LLM_GATEWAY_URL=http://llm-gateway:21435 \
  python -m scripts.coverage_probe_pass2 --full

Trade-offs

• Latency. ~10–30 ms per request from Northern Europe to Stockholm. Negligible for 5–15 minute jobs where one extra round trip on submission is invisible against the work itself.
• Bandwidth on docling uploads. PDFs are base64’d in the request body and travel over the tunnel. A 5 MB PDF (~7 MB base64) on a 20 Mbps upstream is ~3 seconds before docling starts. Fine for “interpret one or a few documents at a time”; notable for batch ingestion.
• Shared compute. The deployed runtime has a single global in-flight slot across all backends. Heavy local dev usage queues behind (or in front of) prod traffic. The gateway’s priority tiers are how you cooperate — submit dev jobs with priority: batch so they don’t preempt interactive prod work.
• Tunnel lifecycle. SSH tunnels die with sleep, network changes, or laptop suspend. Either restart by hand or wrap in autossh.

When not to reach for the tunnel

• For a consumer deployed alongside platform-services on the OCI host. Use the regular extra_hosts: ["llm-gateway:host-gateway"] wiring directly — same Docker daemon, no tunnel needed.
• When the consumer needs to keep working offline. The tunnel needs the remote host to be reachable; if you need to work on a plane, fall back to local platform-services with the small models (set LLM_GATEWAY_URL to http://llm-gateway:11435 and LLM_MODEL to an 8B tag — output quality will differ from prod, but the wiring exercises end-to-end).
• When OCI is unavailable (capacity error on the on-demand large instance, region outage). Same fallback as above.

Troubleshooting

Migrating from direct backend access

If your consumer was wired to call ollama or docling directly, the migration is:

1. Add the gateway to extra_hosts (if it wasn’t already): "llm-gateway:host-gateway". Drop the old ollama: and docling: entries from the same list.
2. Replace direct backend calls with gateway job submissions. For ollama: POST /v1/jobs with endpoint: "/api/chat" (or whichever ollama path) and your old payload as payload. Then poll GET /v1/jobs/{id} until terminal. Worked example above.
3. For docling: switch from multipart upload to JSON+base64 submission via the gateway. Worked example above. The result shape is unchanged — the gateway returns docling’s /v1/result body verbatim under result.
4. If you were on the deprecated pattern A (joining platform_default), drop the networks: block — pattern A is gone. The extra_hosts: wiring above is the only supported shape.

The streaming-tokens code path (if you had one) doesn’t carry over — the gateway never streams.
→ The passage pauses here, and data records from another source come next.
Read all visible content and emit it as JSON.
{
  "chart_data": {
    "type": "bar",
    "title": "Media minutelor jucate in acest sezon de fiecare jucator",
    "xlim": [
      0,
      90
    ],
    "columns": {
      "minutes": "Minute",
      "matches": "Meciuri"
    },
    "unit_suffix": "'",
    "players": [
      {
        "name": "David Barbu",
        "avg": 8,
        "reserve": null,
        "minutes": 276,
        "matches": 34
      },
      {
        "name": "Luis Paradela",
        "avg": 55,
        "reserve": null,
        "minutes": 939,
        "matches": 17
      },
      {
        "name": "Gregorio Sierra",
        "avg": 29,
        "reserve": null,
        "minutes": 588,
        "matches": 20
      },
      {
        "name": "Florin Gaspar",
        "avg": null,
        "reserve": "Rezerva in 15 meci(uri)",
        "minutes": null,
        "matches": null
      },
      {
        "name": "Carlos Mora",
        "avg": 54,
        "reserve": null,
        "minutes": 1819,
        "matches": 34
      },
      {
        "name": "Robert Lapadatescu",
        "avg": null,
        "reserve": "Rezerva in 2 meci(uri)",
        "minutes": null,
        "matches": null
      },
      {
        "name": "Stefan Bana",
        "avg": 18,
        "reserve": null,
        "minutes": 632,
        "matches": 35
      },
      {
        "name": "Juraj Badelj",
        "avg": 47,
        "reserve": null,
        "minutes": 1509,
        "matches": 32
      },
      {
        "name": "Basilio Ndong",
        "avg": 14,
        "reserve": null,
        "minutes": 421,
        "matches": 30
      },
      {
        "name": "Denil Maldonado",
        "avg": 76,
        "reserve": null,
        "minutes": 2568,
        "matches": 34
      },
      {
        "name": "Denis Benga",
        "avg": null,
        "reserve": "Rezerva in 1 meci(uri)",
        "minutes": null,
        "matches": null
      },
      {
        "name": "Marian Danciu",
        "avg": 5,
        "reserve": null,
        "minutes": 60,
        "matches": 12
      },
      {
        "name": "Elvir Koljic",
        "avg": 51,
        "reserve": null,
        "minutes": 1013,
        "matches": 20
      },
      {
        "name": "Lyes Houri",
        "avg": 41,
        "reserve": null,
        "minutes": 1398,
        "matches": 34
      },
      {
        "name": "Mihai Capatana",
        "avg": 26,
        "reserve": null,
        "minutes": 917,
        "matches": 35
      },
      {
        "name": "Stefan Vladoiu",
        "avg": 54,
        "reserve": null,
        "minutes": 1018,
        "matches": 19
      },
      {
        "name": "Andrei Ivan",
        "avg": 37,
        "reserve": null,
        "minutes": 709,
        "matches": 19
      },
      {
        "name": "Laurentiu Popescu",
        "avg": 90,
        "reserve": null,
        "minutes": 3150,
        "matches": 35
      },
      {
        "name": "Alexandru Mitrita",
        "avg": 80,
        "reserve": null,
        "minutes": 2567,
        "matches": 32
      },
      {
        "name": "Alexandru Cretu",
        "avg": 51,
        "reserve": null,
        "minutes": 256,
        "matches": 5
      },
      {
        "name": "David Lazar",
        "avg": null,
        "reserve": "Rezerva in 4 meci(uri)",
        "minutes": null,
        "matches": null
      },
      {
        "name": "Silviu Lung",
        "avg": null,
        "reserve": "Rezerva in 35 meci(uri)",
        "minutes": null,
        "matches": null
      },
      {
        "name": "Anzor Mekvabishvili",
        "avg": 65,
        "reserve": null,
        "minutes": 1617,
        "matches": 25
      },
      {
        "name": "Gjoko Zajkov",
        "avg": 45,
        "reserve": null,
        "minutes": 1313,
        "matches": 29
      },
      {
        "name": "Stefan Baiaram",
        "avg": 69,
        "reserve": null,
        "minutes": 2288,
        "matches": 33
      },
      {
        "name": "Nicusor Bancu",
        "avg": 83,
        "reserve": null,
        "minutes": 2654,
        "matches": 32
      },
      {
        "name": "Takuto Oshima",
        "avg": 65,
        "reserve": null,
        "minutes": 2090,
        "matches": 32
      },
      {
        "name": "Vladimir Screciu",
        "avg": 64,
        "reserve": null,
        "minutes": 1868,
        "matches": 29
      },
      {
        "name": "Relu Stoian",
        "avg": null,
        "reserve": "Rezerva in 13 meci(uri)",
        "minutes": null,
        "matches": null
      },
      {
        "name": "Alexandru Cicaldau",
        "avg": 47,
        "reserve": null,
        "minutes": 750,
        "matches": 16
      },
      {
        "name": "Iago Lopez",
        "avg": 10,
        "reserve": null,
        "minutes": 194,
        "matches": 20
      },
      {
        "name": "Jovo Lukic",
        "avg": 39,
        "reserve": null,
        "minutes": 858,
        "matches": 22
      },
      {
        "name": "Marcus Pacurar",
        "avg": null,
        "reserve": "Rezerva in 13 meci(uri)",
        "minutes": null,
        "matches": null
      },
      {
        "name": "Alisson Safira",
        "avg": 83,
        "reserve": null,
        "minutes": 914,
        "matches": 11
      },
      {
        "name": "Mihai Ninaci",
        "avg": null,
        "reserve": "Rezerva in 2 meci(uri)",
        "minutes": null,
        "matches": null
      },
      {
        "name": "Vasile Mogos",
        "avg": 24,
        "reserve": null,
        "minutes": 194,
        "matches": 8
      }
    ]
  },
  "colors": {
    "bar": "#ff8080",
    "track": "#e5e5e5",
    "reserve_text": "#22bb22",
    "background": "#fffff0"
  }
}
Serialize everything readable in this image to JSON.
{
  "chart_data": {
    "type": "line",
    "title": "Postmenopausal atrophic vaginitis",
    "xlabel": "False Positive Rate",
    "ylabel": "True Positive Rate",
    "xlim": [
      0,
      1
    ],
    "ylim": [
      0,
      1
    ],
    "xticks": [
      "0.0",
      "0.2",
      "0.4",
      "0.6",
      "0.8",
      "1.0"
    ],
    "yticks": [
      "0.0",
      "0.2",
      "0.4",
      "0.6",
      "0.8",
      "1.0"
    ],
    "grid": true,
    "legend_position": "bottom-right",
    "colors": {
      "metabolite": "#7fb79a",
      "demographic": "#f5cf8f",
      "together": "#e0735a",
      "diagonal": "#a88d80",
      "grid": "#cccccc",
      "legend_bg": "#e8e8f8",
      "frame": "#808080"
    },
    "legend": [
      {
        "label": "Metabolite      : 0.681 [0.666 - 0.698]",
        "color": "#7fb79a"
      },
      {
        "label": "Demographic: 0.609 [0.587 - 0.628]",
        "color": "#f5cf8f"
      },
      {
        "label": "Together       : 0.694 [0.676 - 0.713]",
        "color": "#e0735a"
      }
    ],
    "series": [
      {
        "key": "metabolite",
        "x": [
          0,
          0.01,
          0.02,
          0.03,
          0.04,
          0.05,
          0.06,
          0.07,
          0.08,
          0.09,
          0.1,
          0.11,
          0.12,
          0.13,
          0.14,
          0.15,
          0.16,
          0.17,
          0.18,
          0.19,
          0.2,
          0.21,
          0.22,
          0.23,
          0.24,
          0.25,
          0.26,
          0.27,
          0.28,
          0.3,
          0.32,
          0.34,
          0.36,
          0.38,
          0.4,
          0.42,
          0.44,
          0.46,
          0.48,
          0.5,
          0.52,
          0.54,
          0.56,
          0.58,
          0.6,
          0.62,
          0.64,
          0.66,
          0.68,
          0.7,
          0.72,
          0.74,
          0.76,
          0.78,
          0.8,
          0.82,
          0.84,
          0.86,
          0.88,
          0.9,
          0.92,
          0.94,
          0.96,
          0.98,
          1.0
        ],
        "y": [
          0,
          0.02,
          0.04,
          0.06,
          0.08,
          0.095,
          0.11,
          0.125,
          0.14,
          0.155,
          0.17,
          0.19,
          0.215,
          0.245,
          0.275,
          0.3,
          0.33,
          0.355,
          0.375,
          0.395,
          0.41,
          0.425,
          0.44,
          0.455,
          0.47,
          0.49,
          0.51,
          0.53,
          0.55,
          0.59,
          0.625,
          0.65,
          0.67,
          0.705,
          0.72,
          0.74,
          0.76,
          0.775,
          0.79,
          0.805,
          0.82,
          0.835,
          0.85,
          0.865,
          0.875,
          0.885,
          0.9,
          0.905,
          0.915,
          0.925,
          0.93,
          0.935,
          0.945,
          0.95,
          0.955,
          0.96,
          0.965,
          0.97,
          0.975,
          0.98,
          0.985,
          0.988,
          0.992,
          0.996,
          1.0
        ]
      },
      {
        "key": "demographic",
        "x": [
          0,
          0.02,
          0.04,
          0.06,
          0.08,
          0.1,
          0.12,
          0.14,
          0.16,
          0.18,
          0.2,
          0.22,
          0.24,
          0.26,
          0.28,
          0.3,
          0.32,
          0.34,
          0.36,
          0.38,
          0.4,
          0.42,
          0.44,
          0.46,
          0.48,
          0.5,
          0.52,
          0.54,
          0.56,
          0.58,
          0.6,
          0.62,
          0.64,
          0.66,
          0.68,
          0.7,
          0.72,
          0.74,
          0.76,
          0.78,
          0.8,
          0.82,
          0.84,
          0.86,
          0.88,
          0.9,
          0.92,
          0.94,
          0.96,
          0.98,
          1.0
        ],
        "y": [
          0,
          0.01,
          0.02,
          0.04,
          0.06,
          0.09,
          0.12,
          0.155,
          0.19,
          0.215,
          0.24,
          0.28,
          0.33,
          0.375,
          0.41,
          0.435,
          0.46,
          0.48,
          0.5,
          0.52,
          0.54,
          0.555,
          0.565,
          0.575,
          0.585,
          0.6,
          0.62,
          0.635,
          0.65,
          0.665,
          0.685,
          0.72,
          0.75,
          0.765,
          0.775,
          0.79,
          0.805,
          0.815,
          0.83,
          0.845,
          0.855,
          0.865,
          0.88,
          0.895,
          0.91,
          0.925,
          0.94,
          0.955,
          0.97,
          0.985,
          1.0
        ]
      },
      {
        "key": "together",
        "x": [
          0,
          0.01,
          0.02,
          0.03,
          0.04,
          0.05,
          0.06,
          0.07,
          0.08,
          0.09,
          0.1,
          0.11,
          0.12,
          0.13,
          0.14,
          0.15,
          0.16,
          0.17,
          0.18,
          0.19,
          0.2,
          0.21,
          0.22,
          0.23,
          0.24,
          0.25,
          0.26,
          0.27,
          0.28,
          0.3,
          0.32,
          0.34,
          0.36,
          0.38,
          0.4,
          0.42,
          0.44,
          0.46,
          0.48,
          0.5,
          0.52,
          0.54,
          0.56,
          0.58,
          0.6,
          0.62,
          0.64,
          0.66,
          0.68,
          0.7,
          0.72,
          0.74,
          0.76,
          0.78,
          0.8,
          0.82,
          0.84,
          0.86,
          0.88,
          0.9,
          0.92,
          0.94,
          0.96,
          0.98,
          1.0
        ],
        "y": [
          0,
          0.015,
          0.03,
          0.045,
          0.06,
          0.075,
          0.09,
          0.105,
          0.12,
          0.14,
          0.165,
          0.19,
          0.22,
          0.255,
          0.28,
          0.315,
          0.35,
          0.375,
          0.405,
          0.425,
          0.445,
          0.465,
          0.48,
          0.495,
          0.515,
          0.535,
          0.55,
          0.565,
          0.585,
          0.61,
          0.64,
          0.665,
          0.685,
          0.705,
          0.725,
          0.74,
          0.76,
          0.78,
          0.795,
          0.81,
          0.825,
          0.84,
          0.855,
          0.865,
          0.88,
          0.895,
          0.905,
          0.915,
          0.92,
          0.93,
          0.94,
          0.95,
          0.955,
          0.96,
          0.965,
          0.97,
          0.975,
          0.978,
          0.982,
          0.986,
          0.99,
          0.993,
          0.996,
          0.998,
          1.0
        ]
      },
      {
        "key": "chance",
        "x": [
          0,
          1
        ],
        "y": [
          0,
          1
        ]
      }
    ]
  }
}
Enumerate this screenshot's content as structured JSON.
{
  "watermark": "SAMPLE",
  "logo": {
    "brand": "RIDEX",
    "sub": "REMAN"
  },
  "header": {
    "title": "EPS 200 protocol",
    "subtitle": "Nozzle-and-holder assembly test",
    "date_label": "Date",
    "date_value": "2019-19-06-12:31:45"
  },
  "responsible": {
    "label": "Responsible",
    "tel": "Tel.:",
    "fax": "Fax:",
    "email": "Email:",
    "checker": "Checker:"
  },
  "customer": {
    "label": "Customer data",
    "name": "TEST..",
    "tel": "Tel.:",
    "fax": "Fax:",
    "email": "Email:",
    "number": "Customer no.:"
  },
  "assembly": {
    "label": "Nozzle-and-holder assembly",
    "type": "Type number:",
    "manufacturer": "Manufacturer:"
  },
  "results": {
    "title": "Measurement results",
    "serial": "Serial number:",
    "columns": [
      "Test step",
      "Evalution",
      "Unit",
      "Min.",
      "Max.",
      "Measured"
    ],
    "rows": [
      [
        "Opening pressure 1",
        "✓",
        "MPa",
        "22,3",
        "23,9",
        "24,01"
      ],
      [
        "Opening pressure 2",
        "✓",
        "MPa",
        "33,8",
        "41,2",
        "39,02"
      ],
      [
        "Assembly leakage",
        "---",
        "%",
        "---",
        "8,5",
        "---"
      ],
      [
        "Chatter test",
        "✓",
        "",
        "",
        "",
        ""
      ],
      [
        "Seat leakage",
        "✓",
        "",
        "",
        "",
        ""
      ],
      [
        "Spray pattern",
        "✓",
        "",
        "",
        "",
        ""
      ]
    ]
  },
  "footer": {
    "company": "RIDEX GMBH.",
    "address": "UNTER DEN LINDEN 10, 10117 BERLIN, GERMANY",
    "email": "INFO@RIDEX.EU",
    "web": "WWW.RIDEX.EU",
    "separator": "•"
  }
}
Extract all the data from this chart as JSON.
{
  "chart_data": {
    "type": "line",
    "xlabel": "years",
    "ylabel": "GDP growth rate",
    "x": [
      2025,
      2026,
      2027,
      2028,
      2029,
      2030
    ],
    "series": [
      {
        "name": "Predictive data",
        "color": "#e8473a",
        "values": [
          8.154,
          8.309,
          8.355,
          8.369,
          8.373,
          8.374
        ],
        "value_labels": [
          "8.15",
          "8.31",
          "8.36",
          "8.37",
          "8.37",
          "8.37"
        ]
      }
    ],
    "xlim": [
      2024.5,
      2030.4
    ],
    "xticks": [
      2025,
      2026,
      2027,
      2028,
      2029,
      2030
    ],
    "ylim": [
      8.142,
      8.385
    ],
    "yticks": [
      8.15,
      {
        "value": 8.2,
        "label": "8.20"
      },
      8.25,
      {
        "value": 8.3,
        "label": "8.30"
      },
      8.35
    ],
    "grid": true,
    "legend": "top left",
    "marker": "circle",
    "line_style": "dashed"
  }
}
For 5–15 minute generations nobody is watching tokens form anyway; if you genuinely need streaming, that’s a feature request, not a migration step.

What’s not here

• Authentication — the platform network is trusted; anything on it (or anything reaching the published gateway port) can use the gateway. No auth at the API layer.
• Rate limiting / per-caller quotas — not implemented. The gateway enforces priority and serialization but does not cap how much any one caller can submit.
• Authentication on the gateway — the X-Caller-Id header is trusted, not verified. Suitable for an internal network of cooperating consumers; not suitable for untrusted clients.
• Streaming partial output from the gateway — clients see status changes via polling, not tokens-in-flight.
• Direct access to ollama or docling — internal to platform-services, see What about direct ollama / docling access? above.
• Tutorials for the ollama or docling APIs — see their upstream docs. (Exception: the docling submission shape used by the gateway is covered in Submitting a docling job above.)